Build a small language model that uses iterative latent refinement instead of scaling depth/width. The model solves problems through multiple refinement passes, where each pass improves the latent representation of the input.
Current Task: Learn addition of integers (curriculum: 1-digit → 2-digit → 3-digit sums)
Key Innovation: Instead of computing once deeply, compute multiple times with incremental improvements, allowing smaller models to solve complex reasoning tasks.
The RR-SLM model has three main components:
- Input embedding: Token IDs → (B, T, 256) dense vectors
- Mean pooling across sequence to extract overall meaning
- Linear projection + GELU activation + LayerNorm
- Output: Context vector (B, 256)
- Reuses the same reasoning module R times (R=5)
- Each iteration refines the latent representation:
- Self-Attention: Extract relevant features from current latent
- Feedforward: Transform and improve the representation
- Refinement Gate: Selectively update features
- Convergence Check: Early stop if latent stabilizes (||Δlatent|| < ε)
- Tracks how many steps were actually needed (1 to 5)
- Takes refined latent (B, 256)
- Linear projection → GELU → LayerNorm → Linear
- Outputs logits for next token (B, vocab_size)
Autoregressive Generation: For each position in the sequence:
- Encode context up to that position
- Refine latent state through R iterations
- Decode to position-specific logits
- Predict next token
This ensures each position has context-dependent predictions, not repeated tokens.
Problem: Model was generating repeated tokens (e.g., "22222" instead of "2")
Root Cause: Non-autoregressive forward pass - the model was:
- Encoding entire sequence once
- Generating single prediction logits
- Expanding same logits to all positions
- Model learned to output same high-probability token when seeing '='
Fix: Rewrote forward() to process positions autoregressively:
- Each position gets its own context encoding
- Latent representation varies by position
- Logits differ per position
- Training loss now correctly propagates
-
Training is slow: O(T) forward passes per batch instead of O(1)
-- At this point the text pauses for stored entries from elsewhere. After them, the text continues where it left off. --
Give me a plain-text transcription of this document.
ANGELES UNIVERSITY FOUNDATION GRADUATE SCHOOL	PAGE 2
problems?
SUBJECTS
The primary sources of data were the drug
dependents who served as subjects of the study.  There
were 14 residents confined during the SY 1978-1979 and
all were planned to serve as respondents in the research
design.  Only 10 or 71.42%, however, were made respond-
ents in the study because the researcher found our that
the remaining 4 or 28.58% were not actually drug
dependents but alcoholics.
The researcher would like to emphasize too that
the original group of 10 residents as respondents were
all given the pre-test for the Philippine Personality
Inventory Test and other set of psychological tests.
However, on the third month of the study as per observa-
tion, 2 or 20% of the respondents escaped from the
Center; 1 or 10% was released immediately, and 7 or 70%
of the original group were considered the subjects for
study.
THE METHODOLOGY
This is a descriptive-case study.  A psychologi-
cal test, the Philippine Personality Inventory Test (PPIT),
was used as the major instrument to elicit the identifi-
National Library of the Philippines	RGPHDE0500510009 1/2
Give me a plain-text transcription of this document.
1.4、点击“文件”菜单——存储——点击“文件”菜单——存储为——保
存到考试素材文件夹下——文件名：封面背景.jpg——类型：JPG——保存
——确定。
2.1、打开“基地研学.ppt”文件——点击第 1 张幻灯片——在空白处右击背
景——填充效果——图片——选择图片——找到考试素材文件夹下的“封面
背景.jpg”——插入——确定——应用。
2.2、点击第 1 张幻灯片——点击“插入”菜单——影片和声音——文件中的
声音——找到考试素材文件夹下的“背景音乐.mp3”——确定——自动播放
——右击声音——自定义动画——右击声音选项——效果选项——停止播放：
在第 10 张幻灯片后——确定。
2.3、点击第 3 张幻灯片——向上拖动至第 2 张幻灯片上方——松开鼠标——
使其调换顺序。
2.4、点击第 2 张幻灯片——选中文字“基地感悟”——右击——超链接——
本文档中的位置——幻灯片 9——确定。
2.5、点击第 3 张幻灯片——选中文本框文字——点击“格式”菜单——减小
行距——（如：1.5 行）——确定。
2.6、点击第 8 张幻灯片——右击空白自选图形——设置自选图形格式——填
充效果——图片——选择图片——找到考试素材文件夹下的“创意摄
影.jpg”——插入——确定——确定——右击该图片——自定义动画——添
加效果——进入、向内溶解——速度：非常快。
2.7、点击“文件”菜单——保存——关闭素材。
- 30-token sequences = 30× more encoder operations
- Fine for current small test sizes (4-10 tokens)
- Will need optimization (KV-cache) for scaling
-
No beam search: Current generation uses greedy sampling
- Works for simple addition
- Could improve accuracy with beam search later
- Fix autoregressive forward pass
- Retrain and verify accuracy reaches 80%+ on 1-digit problems
- Confirm no repeated token generation
- Analyze refinement efficiency (avg steps per problem)
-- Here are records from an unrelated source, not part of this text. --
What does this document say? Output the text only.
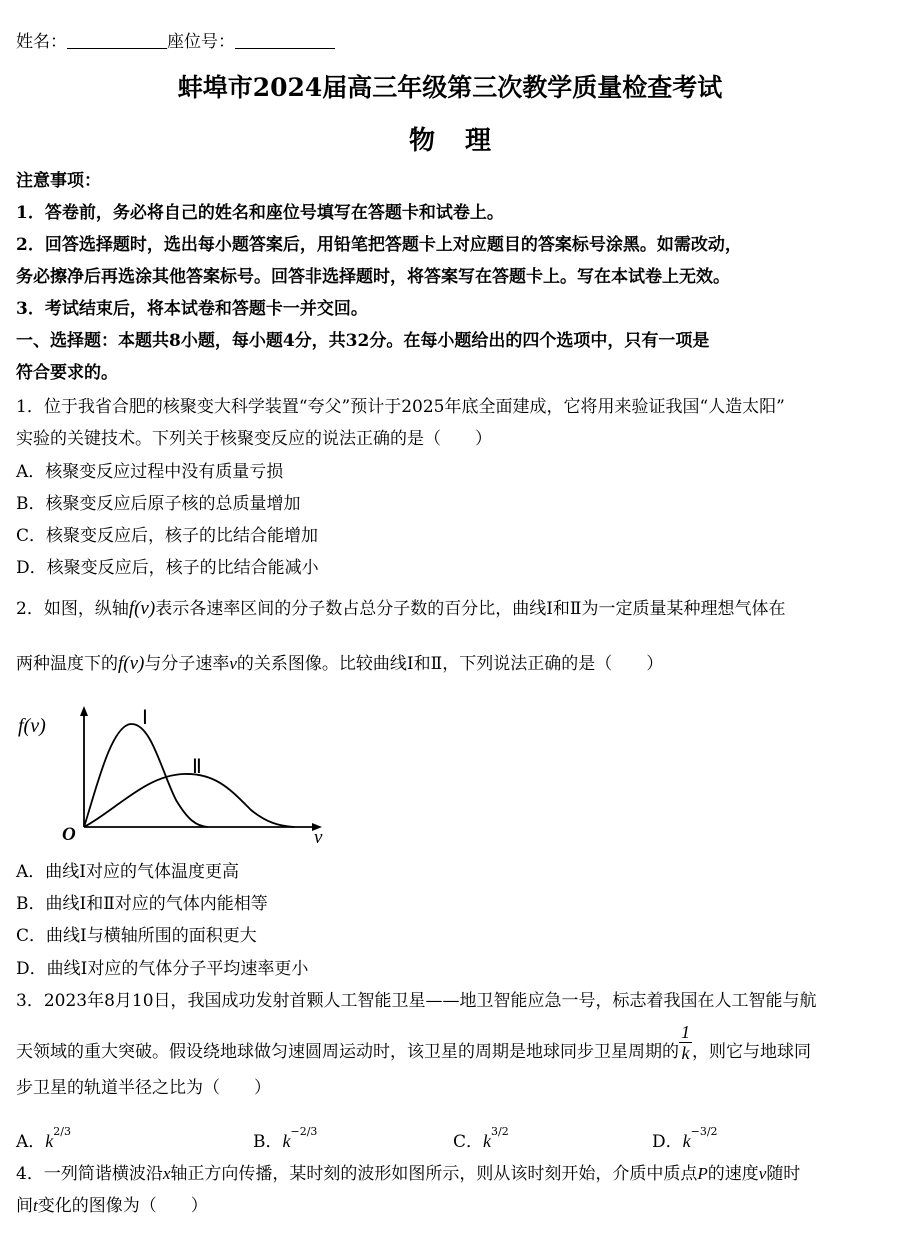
姓名：	座位号：
蚌埠市2024届高三年级第三次教学质量检查考试
物理
注意事项：
1．答卷前，务必将自己的姓名和座位号填写在答题卡和试卷上。
2．回答选择题时，选出每小题答案后，用铅笔把答题卡上对应题目的答案标号涂黑。如需改动，
务必擦净后再选涂其他答案标号。回答非选择题时，将答案写在答题卡上。写在本试卷上无效。
3．考试结束后，将本试卷和答题卡一并交回。
一、选择题：本题共8小题，每小题4分，共32分。在每小题给出的四个选项中，只有一项是
符合要求的。
1．位于我省合肥的核聚变大科学装置“夸父”预计于2025年底全面建成，它将用来验证我国“人造太阳”
实验的关键技术。下列关于核聚变反应的说法正确的是（　　）
A．核聚变反应过程中没有质量亏损
B．核聚变反应后原子核的总质量增加
C．核聚变反应后，核子的比结合能增加
D．核聚变反应后，核子的比结合能减小
2．如图，纵轴f(v)表示各速率区间的分子数占总分子数的百分比，曲线Ⅰ和Ⅱ为一定质量某种理想气体在
两种温度下的f(v)与分子速率v的关系图像。比较曲线Ⅰ和Ⅱ，下列说法正确的是（　　）
f(v)	Ⅰ
Ⅱ
O	v
A．曲线Ⅰ对应的气体温度更高
B．曲线Ⅰ和Ⅱ对应的气体内能相等
C．曲线Ⅰ与横轴所围的面积更大
D．曲线Ⅰ对应的气体分子平均速率更小
3．2023年8月10日，我国成功发射首颗人工智能卫星——地卫智能应急一号，标志着我国在人工智能与航
天领域的重大突破。假设绕地球做匀速圆周运动时，该卫星的周期是地球同步卫星周期的 $\frac{1}{k}$ ，则它与地球同
步卫星的轨道半径之比为（　　）
A．$k^{2/3}$
B．$k^{-2/3}$
C．$k^{3/2}$
D．$k^{-3/2}$
4．一列简谐横波沿x轴正方向传播，某时刻的波形如图所示，则从该时刻开始，介质中质点P的速度v随时
间t变化的图像为（　　）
- Expand training to 2-digit and 3-digit addition
- Verify iterative refinement actually helps with harder problems
- Track how refinement depth correlates with problem difficulty
- Implement KV-cache for incremental context encoding
- Reduce O(T) autoregressive bottleneck to O(1) with cache
- Scale model from ~1.5M to 800M parameters
- Test on more complex reasoning tasks
- Measure parameter efficiency vs standard transformers
- Compare refinement iterations used vs problem complexity
- Show how iterative refinement enables smaller model capabilities
- Document best practices for recursive reasoning architectures
| Component | Details |
|---|---|
| Embedding Dim | 256 |
| Latent Dim | 256 |
| Max Refinement Steps | 5 |
| Vocab Size | 13 (digits 0-9 + special: =, +, pad) |
| Total Parameters | ~1.5M (test size, scalable to 800M) |
| Training Task | Addition with curriculum learning |
| Hardware | CPU/GPU (tested on CPU) |
# Install dependencies
pip install -r requirements.txt
# Train the model (from scratch)
python -m training.train_addition
# Test inference
python test_model.py
# Analyze performance
python training/evaluate_addition.py
python training/parameter_analysis.pymodels/
├── rrslm.py # Main model class
├── iterative_reasoning.py # Refinement engine
└── backbone.py # Supporting modules
training/
├── train_addition.py # Training loop
└── evaluate_addition.py # Evaluation & analysis
data/
├── addition_dataset.py # Dataset class
├── addition.txt # Curriculum data
└── generate_addition.py # Data generation
configs/
└── vocab.py # Vocabulary definitions
- CURRENT_STATUS.md - Latest fixes and status
- AUTOREGRESSIVE_FIX_COMPLETE.md - Technical deep-dive on forward pass
- ARCHITECTURE_DIAGRAMS.md - Visual architecture explanations
- IMPLEMENTATION_STATUS.md - Complete implementation details
- ERROR_ANALYSIS.md - Error fixes and solutions
- Run training:
python -m training.train_addition - Verify output:
python test_model.py(should see different digits, no repetition) - Check accuracy: Should reach 80%+ on 1-digit addition
- Analyze refinement: How many steps does each problem need?
- Suggest optimizations: How to make it faster while maintaining quality?